John Lobb Bespoke, St James’s

“I remember going to Lobb for the first time in London about seven years ago. I opened the door and was welcomed by this gentleman as if I was a friend. He explained to me the process that you go through to create bespoke shoes. I have always felt bespoke shoes are more important than having a bespoke suit. You feel it more; they carry you, after all. You can tell something about someone from their shoes. Mark Birley, who founded Annabel’s in 1963, had very thin shoes made, and he was known to suffer as his feet were actually wider than the shoes. He just didn’t want to ruin the line of his outfit. In this part of town, St James’s, people make an effort. This Boglioli double-breasted wool-blend coat fits that bill. I love the colour and it works very well when layered with a sweater from Saint Laurent and this William Lockie cashmere cardigan.
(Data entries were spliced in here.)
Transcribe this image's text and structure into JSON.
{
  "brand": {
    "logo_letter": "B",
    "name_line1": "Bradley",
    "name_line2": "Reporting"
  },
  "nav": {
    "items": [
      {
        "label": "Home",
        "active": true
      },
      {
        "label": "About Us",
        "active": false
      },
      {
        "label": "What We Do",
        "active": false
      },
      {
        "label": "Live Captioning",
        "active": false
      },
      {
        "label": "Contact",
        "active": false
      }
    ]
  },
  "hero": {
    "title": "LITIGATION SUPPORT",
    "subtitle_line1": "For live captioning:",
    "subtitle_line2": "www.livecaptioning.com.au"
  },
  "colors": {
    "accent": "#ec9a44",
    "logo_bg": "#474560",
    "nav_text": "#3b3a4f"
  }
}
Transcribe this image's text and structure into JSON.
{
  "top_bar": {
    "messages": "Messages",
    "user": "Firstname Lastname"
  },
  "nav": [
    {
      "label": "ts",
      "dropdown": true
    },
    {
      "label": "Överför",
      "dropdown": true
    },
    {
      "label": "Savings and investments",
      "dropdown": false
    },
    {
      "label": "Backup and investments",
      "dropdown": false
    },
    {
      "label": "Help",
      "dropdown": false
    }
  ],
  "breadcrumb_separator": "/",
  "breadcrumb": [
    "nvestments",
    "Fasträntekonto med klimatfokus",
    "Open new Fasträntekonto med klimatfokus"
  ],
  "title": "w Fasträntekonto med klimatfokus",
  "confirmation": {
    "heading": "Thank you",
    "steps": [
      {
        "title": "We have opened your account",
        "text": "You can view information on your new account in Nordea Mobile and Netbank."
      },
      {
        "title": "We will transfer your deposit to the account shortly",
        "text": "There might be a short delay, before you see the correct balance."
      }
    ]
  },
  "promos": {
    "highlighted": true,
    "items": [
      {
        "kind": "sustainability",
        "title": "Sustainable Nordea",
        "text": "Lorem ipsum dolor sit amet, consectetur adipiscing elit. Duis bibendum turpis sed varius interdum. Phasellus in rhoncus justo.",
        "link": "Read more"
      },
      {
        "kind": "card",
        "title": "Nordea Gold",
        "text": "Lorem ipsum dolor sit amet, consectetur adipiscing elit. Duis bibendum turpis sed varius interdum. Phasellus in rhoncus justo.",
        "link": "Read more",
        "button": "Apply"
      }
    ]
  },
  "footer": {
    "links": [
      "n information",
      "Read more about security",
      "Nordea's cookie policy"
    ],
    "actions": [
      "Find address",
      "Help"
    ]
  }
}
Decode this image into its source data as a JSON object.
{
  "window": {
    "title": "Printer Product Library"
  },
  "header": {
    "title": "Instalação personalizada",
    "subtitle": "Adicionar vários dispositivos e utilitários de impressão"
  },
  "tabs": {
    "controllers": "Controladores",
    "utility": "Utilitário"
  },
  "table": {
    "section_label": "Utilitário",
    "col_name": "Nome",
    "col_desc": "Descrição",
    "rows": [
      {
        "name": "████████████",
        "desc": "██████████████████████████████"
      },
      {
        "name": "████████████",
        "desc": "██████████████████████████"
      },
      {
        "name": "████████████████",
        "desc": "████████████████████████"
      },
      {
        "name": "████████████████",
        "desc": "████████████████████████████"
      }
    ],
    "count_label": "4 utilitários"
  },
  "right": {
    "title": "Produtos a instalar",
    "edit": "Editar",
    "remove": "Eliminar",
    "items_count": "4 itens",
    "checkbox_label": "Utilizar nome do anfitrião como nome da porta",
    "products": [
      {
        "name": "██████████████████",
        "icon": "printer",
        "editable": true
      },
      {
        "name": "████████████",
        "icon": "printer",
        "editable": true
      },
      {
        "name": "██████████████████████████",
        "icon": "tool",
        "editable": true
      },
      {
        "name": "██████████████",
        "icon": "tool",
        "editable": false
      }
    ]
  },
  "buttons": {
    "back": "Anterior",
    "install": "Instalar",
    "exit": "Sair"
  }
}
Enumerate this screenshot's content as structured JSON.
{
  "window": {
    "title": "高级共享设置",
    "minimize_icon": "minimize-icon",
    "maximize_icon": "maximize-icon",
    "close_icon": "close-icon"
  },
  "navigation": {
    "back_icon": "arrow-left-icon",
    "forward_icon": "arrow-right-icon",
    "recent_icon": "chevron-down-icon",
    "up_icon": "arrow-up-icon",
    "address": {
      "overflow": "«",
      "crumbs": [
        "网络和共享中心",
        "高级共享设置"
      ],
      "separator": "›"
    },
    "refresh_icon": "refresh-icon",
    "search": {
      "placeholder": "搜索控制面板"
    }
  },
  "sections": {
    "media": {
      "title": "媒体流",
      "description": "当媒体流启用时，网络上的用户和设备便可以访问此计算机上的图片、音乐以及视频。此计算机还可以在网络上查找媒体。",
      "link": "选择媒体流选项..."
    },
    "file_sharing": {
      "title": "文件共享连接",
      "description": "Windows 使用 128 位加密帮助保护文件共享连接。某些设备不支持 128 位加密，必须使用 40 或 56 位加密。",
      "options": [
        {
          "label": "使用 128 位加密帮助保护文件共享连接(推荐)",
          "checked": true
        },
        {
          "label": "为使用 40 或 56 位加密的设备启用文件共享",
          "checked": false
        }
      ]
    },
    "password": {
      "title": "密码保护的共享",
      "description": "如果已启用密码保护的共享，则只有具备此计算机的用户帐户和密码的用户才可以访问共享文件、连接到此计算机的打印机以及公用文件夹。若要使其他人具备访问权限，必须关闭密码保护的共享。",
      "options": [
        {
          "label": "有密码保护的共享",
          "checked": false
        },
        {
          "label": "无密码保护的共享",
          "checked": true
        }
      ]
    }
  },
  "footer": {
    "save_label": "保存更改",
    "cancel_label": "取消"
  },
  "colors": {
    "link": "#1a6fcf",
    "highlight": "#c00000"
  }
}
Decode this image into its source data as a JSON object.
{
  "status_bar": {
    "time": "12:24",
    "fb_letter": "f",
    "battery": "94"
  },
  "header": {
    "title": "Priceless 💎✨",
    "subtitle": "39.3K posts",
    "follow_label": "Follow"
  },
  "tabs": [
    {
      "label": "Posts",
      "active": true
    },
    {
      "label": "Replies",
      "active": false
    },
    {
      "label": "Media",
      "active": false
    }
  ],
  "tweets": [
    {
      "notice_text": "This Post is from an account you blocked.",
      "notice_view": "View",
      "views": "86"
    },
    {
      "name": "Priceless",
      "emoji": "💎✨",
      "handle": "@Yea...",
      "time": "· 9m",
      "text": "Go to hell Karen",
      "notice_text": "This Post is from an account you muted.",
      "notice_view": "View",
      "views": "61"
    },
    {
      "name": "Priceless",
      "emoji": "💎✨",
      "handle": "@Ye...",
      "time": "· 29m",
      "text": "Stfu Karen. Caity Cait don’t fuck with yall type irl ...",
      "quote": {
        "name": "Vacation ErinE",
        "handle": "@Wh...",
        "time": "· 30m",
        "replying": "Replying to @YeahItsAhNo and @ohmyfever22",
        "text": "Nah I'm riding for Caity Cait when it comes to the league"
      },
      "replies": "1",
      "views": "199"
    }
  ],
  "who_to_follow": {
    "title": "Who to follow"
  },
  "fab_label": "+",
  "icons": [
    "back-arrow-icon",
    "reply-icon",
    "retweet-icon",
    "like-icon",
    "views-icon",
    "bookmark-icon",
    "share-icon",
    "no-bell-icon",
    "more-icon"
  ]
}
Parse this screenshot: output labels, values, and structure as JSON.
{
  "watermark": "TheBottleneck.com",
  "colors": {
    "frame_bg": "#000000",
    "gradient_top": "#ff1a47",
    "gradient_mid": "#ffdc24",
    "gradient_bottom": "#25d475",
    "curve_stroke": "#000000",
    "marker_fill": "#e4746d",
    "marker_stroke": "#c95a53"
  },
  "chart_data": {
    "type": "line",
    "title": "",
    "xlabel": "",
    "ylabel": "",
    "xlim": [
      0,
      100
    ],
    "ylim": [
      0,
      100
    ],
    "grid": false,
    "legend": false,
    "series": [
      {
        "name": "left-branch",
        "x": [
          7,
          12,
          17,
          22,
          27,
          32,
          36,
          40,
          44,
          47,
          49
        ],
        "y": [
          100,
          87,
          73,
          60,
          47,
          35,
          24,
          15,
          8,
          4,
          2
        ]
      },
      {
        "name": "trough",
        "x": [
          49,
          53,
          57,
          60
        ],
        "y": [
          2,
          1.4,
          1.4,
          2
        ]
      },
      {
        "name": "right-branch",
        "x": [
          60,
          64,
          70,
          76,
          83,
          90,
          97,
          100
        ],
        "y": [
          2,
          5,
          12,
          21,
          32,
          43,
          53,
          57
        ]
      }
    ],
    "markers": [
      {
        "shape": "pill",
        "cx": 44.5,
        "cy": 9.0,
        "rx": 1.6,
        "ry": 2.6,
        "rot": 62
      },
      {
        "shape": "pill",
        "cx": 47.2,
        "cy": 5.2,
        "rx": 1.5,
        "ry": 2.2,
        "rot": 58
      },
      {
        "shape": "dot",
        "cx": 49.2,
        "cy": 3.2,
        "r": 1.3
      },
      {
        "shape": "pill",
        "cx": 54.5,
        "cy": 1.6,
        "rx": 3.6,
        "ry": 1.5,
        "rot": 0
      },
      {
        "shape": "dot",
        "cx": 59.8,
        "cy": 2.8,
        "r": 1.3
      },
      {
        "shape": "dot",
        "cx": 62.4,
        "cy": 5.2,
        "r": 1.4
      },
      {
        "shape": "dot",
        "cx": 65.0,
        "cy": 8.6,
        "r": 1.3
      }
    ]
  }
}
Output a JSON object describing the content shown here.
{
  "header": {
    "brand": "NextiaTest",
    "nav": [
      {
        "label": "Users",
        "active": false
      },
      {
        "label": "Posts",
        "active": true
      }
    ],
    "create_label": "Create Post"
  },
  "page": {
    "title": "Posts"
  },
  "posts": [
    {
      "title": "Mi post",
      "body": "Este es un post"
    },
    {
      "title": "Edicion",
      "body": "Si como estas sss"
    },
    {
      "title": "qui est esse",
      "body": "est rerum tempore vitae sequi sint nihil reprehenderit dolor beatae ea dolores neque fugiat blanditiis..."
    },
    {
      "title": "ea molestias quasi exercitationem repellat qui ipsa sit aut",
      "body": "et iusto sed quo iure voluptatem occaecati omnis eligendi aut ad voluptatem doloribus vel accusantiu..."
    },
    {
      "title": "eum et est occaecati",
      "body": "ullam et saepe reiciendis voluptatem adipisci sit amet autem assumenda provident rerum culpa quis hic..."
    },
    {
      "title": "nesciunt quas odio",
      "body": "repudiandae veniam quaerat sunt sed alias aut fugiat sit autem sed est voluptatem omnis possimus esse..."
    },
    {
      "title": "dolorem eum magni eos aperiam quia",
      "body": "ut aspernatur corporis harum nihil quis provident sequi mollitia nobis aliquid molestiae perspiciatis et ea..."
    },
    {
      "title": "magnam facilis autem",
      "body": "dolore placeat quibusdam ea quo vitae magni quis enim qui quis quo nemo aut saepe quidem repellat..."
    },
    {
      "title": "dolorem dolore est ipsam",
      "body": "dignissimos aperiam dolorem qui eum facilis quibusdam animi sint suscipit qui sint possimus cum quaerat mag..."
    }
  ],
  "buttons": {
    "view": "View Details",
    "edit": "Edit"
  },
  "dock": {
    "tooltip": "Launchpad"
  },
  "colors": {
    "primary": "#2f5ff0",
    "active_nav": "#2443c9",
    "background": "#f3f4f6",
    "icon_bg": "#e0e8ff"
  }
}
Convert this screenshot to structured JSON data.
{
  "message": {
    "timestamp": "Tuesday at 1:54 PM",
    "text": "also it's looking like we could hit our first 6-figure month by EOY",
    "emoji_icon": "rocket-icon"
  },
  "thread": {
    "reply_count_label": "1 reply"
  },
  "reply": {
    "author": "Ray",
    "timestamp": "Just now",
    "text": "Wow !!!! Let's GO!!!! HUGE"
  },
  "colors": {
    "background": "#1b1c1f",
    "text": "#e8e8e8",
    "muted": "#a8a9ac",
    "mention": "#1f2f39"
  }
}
I also have a gentleman’s umbrella, from Francesco Maglia, and a Piaget Polo S Chronograph. The look is very comfortable and elegant, but relaxed.”

Friday

Terry’s Cafe, Borough

“My friend Austin’s dad Terry opened the café in 1982, and Austin [named after Austin’s of Peckham, a former antiques shop on Rye Lane] has worked there since he was 14. It is his life. It is very small, very reminiscent of the cabbie cafés you see in films. They do an amazing big English breakfast, with sausage, black pudding and egg. It sets you up for the day. The music, the atmosphere, is like being on a movie set. Even though Terry’s is completely unpretentious, you can dress up in there. In fact, you could almost overdo it, so like a film set is it. I don’t think I have here, though, in this double-breasted Prada jacket – it is such a nice cut and looks great with this Ermenegildo Zegna rollneck sweater under it and this Berluti polished leather bag, which changes its patina over time. The slim cardholder is Bottega Veneta and is small enough to not ruin the silhouette of your clothes.”